The Floyd County Comprehensive Plan will affect your property rights – attend the July 19th meeting

A Public Hearing for the Updated Floyd County Comprehensive Plan will be held by the Floyd County Planning Commission on Tuesday, July 19th at 7 p.m. at the Floyd County Administration Bldg.

The complete draft is available here:

If you have not read this comprehensive plan, you are not alone as it is a lot to wade through. It has a lot of soothing phrases like "Residents will enjoy the rural character and sense of community that honors the past and forges the future" Unfortunately, all of this is to be accomplished by central control of almost every aspect of our lives.

A lot of work has gone into planning for the centralized control of your use of your private land and your water. Under the guise of protecting the environment, your personal liberties will be subject to central planning by non-elected groups that know better than you do about your needs.

Ask yourself how you are going to have a garden of your own in the communal area. Will your kids be able to play ball there? Can you run your dogs there?  Maybe the community will form a homeowners association to decide who does what.

Along with plans for communal living, there are plans to imposition of business licenses with fees to provide an active inventory for "economic development" purposes.

There are also several mentions of the urgent need to redesign the existing county seal to reflect a progressive and nature-oriented new direction. The old seal has done us well for many years. I for one do not see the need to adapt it to a "going green for Gaia" movement. (see pg 165 of the Comp plan)

A little background data:

Tuesday night we had a packed house at the library for Don Casey's presentation on what "Sustainability" and "Comprehensive Planning" actually means when interpreted by bureaucrats. It was a sobering experience and highlighted the threats to individual property rights when one is uninformed about the details of comprehensive plans.

Don shared a great deal of knowledge and a lot of handouts and DVDs for people to take home.  It fueled a lot of people's energy to get involved in Floyd's Comprehensive Planning activity.  The Executive Committee surveyed a number of active members and the concensus was that the Comprehensive Planning meeting on the 19th was more important than our FTP meeting on that same night.

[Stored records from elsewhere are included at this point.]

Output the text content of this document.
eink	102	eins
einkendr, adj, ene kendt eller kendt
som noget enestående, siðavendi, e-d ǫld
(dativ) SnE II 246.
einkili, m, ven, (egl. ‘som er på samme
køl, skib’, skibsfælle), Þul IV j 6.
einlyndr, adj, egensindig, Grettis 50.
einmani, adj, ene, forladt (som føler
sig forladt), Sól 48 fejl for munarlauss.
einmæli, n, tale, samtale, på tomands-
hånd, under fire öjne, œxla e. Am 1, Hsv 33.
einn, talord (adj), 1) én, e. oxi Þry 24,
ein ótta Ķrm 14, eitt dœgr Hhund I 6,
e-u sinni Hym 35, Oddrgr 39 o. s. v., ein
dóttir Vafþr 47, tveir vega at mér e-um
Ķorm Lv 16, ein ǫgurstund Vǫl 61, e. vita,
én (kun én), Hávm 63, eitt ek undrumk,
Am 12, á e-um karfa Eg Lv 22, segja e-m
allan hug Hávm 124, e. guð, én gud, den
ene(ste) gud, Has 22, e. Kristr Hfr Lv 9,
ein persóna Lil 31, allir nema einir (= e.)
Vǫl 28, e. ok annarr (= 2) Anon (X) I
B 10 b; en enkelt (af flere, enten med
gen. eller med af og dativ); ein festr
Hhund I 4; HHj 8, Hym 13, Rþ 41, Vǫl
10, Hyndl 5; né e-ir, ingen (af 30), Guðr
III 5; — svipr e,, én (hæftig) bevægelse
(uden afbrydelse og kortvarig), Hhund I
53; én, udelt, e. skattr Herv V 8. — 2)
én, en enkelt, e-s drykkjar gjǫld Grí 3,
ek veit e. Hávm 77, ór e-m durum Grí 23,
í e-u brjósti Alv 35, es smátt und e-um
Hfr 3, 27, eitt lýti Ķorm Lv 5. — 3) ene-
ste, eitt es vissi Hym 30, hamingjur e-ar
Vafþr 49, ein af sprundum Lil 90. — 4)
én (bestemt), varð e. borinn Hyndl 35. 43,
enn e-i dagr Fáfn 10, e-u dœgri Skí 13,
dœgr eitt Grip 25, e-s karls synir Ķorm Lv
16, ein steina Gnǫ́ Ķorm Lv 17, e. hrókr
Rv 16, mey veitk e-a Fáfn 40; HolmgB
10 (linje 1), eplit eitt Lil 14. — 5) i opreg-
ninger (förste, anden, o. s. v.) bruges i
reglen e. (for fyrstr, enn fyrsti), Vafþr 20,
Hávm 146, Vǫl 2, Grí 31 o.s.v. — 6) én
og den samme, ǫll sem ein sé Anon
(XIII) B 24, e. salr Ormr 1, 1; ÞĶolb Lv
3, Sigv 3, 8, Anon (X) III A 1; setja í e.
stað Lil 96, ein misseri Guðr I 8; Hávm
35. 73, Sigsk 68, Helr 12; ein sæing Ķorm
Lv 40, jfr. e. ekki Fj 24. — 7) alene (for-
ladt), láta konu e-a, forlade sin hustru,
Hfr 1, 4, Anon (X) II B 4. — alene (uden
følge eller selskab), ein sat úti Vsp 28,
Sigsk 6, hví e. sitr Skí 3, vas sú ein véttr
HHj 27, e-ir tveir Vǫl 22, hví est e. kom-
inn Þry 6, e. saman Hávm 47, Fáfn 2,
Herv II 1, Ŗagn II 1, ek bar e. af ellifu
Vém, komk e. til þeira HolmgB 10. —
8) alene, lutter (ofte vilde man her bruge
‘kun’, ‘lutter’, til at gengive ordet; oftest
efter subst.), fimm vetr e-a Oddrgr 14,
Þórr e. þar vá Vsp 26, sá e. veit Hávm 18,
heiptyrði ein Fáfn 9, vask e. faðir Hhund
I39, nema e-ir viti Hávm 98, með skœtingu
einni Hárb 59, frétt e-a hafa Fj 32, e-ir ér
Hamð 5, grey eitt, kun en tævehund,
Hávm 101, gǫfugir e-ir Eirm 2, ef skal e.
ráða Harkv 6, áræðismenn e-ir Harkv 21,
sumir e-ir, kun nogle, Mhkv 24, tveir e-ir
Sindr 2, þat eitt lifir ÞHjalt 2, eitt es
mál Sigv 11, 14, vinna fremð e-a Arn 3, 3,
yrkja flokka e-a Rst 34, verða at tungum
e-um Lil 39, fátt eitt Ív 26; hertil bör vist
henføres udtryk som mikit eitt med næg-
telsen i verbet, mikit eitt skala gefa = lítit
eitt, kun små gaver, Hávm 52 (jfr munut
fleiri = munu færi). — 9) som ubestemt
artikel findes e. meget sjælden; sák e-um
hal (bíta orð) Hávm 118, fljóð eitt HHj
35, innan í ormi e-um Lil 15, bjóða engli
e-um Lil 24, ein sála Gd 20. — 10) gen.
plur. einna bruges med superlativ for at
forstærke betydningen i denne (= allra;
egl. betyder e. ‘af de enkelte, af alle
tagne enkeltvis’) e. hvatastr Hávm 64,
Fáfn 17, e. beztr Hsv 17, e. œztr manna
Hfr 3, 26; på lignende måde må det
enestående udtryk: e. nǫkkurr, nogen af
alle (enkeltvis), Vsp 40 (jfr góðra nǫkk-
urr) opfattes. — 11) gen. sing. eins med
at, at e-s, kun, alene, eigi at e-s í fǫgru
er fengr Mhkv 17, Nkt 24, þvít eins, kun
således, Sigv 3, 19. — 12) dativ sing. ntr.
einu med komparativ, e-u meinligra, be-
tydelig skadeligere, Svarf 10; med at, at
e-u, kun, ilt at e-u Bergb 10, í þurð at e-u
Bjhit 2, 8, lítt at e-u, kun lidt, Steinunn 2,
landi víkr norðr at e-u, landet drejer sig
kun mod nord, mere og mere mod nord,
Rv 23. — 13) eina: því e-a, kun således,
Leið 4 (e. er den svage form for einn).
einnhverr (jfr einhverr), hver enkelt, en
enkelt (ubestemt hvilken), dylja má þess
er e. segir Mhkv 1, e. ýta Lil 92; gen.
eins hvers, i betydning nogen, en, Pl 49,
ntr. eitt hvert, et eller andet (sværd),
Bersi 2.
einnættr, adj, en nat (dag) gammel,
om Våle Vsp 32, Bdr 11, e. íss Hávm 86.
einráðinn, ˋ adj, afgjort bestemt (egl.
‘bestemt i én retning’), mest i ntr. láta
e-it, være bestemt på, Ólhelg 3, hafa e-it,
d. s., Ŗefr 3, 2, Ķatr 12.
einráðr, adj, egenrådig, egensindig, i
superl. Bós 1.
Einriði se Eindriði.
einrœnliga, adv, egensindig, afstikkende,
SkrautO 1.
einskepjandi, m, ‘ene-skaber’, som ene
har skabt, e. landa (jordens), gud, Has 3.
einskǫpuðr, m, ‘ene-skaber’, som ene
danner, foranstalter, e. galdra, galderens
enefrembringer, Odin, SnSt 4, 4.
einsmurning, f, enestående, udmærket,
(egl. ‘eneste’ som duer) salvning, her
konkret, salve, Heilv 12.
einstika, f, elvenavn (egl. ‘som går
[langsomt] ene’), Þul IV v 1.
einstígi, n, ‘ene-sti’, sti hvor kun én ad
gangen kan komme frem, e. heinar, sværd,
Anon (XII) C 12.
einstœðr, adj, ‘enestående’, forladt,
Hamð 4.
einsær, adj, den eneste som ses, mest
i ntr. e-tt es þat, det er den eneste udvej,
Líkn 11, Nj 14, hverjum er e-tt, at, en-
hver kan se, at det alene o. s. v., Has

As a result, the Executive Committee unanimously decided to urge you to attend the comprehensive planning meeting this month. We will not be holding the regular Floyd Tea Party meeting at the Library on the 19th.

This entry was posted in Agenda 21, On the road to Socialism and tagged , . Bookmark the permalink.

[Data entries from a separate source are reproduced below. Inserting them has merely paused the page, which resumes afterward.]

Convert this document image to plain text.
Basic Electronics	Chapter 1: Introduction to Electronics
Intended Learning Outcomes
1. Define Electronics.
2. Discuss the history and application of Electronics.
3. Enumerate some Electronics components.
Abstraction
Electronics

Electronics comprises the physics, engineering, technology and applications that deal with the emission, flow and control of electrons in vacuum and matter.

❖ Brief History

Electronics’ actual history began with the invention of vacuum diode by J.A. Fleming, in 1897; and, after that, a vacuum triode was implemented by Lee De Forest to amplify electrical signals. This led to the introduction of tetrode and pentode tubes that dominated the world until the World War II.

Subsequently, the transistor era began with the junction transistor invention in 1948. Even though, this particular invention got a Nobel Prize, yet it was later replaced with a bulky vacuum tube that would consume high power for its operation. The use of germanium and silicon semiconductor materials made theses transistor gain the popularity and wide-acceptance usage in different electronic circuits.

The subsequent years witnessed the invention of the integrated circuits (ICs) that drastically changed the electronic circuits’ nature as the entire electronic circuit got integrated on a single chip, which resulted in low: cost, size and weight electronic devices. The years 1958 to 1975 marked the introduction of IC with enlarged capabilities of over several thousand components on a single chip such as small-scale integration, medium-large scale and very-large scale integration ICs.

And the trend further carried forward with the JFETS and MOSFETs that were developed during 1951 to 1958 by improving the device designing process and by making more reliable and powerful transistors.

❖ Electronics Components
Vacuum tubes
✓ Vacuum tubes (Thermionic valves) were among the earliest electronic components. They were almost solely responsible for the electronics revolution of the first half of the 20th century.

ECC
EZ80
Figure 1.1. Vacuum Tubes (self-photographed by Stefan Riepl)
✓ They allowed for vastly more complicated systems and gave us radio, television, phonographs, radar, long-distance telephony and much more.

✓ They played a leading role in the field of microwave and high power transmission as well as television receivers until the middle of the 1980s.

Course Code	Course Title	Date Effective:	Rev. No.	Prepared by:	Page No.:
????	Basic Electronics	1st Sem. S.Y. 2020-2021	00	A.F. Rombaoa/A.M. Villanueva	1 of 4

0 Responses to The Floyd County Comprehensive Plan will affect your property rights – attend the July 19th meeting

  1. michael moss says:

    I think we should just start about 50 partys so we can become even more divided than we already are everyone should just grow up, and stop acting like two year olds

  2. Michael, the comprehensive planners put a lot of thought and effort into creating this comprehensive plan. The amount of detail is quite impressive.

    Those of us who have read the plan find elements that are quite disturbing. We wish to make sure that the creators of the plan have fully considered the loss of personal freedom that this plan can create. This plan is almost an exact copy of similar plans that have been put into effect all over the US in the last few years and the abuses in some localities are simply horrifying.

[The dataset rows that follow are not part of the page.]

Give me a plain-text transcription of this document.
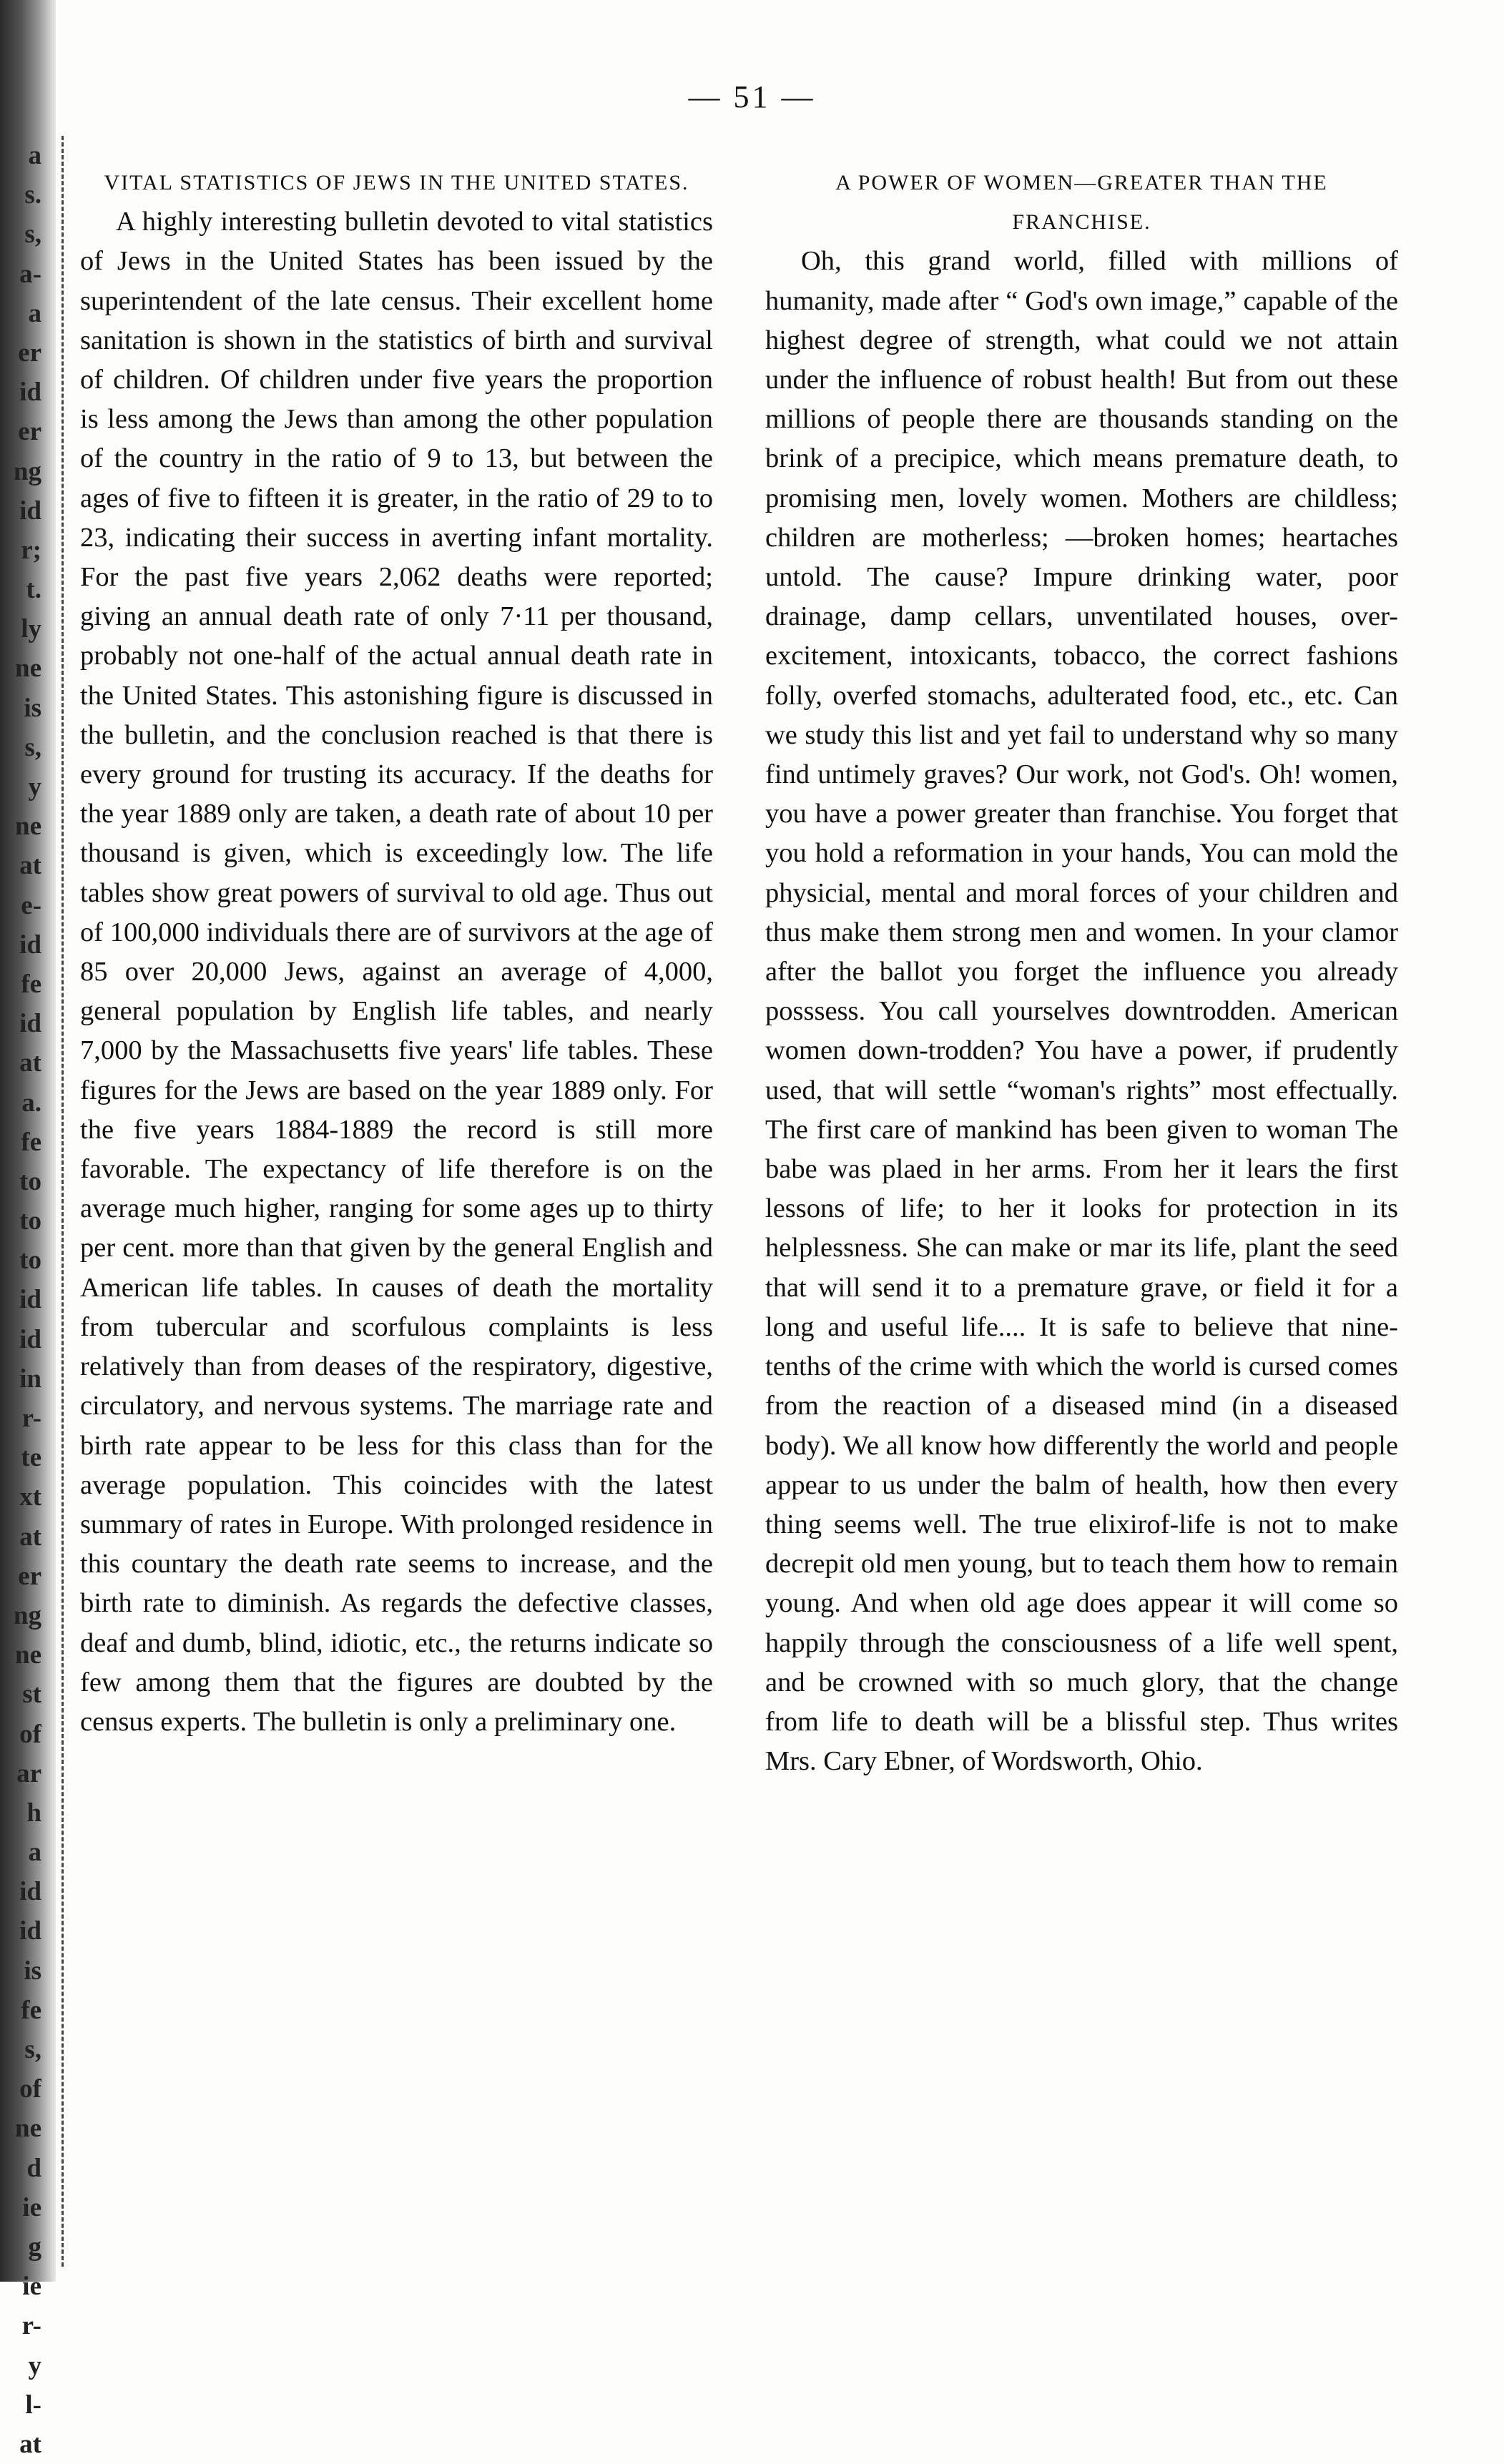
a
s.
s,
a-
a
er
id
er
ng
id
r;
t.
ly
ne
is
s,
y
ne
at
e-
id
fe
id
at
a.
fe
to
to
to
id
id
in
r-
te
xt
at
er
ng
ne
st
of
ar
h
a
id
id
is
fe
s,
of
ne
d
ie
g
ie
r-
y
l-
at
— 51 —
VITAL STATISTICS OF JEWS IN THE UNITED STATES.

A highly interesting bulletin devoted to vital statistics of Jews in the United States has been issued by the superintendent of the late census. Their excellent home sanitation is shown in the statistics of birth and survival of children. Of children under five years the proportion is less among the Jews than among the other population of the country in the ratio of 9 to 13, but between the ages of five to fifteen it is greater, in the ratio of 29 to to 23, indicating their success in averting infant mortality. For the past five years 2,062 deaths were reported; giving an annual death rate of only 7·11 per thousand, probably not one-half of the actual annual death rate in the United States. This astonishing figure is discussed in the bulletin, and the conclusion reached is that there is every ground for trusting its accuracy. If the deaths for the year 1889 only are taken, a death rate of about 10 per thousand is given, which is exceedingly low. The life tables show great powers of survival to old age. Thus out of 100,000 individuals there are of survivors at the age of 85 over 20,000 Jews, against an average of 4,000, general population by English life tables, and nearly 7,000 by the Massachusetts five years' life tables. These figures for the Jews are based on the year 1889 only. For the five years 1884-1889 the record is still more favorable. The expectancy of life therefore is on the average much higher, ranging for some ages up to thirty per cent. more than that given by the general English and American life tables. In causes of death the mortality from tubercular and scorfulous complaints is less relatively than from deases of the respiratory, digestive, circulatory, and nervous systems. The marriage rate and birth rate appear to be less for this class than for the average population. This coincides with the latest summary of rates in Europe. With prolonged residence in this countary the death rate seems to increase, and the birth rate to diminish. As regards the defective classes, deaf and dumb, blind, idiotic, etc., the returns indicate so few among them that the figures are doubted by the census experts. The bulletin is only a preliminary one.

A POWER OF WOMEN—GREATER THAN THE FRANCHISE.

Oh, this grand world, filled with millions of humanity, made after “ God's own image,” capable of the highest degree of strength, what could we not attain under the influence of robust health! But from out these millions of people there are thousands standing on the brink of a precipice, which means premature death, to promising men, lovely women. Mothers are childless; children are motherless; —broken homes; heartaches untold. The cause? Impure drinking water, poor drainage, damp cellars, unventilated houses, over-excitement, intoxicants, tobacco, the correct fashions folly, overfed stomachs, adulterated food, etc., etc. Can we study this list and yet fail to understand why so many find untimely graves? Our work, not God's. Oh! women, you have a power greater than franchise. You forget that you hold a reformation in your hands, You can mold the physicial, mental and moral forces of your children and thus make them strong men and women. In your clamor after the ballot you forget the influence you already posssess. You call yourselves downtrodden. American women down-trodden? You have a power, if prudently used, that will settle “woman's rights” most effectually. The first care of mankind has been given to woman The babe was plaed in her arms. From her it lears the first lessons of life; to her it looks for protection in its helplessness. She can make or mar its life, plant the seed that will send it to a premature grave, or field it for a long and useful life.... It is safe to believe that nine-tenths of the crime with which the world is cursed comes from the reaction of a diseased mind (in a diseased body). We all know how differently the world and people appear to us under the balm of health, how then every thing seems well. The true elixirof-life is not to make decrepit old men young, but to teach them how to remain young. And when old age does appear it will come so happily through the consciousness of a life well spent, and be crowned with so much glory, that the change from life to death will be a blissful step. Thus writes Mrs. Cary Ebner, of Wordsworth, Ohio.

    We do not want to see Floyd go the way of some other counties where property right abuse is rampant.

  3. Good Lord! I have to ask not only how this got started in a place like Floyd, but how has it been allowed to go this far?

  4. Austin says:


  5. Austin, the specifics are contained in the Comprehensive Plan. You have to click on the link and the computer takes you to the article you need to read.

  6. Jeff T. Walker says:

    David, The comp plan seems to create grater freedoms for landowners, aren’t more options better? Is anyone forced to change from the status quo?
    Long term residents have witnessed the movement of problems as well as opportunities into this rural county, finally the breadth of these problems has been acknowledged by planners and citizens through a process which solicited many comments suggestions and contributions from a varied field of participants.
    The devil may be in details but taking the dreaded a cluster as an example: clustering offers a single driveway, rather than multiple entries to our highways, potentially reduces the cost of landownership and while there are challenges on water and sewer, common property maintenance and repairs presents the opportunity to reduce the loss of agricultural land to creeping sub-urban sprawl. I think it is a great thing to see some planning for growth which increases our option rather than further restricting. I hope you will consider the potential for mutual benefit.
    This is our community effort, required by the commonwealth, and meant to focus on compensating for changes in demographics. If we are concerned about the cost, and capacity of our infrastructure, we ought to understand the situation, and make plans to do better than the sub-division ordinance of 1999- which opened the flood gates for flag lots and overloaded services and rising costs for every County function. Property rights come with a cost, every resident has a responsibility to contribute to living here, it’s a benefit that comes with our freedom to speak thoughtfully and accept the wishes of the majority and those charged with representing the citizens. I think you would agree that we are fortunate souls, living in interesting times.


  7. Mouse says:

    But could you provide a brief summary for those who are not American please?

  8. Quincy says:

    I’m not sure how this is a bad thing. It’s not like you or I are going to have our land seized and then be forced to move into one of these compact developments…people will CHOOSE to live there if they want to, not because the HAVE to. And, if no one CHOOSES to move into these clusters, guess what? they won’t build very dang many of them!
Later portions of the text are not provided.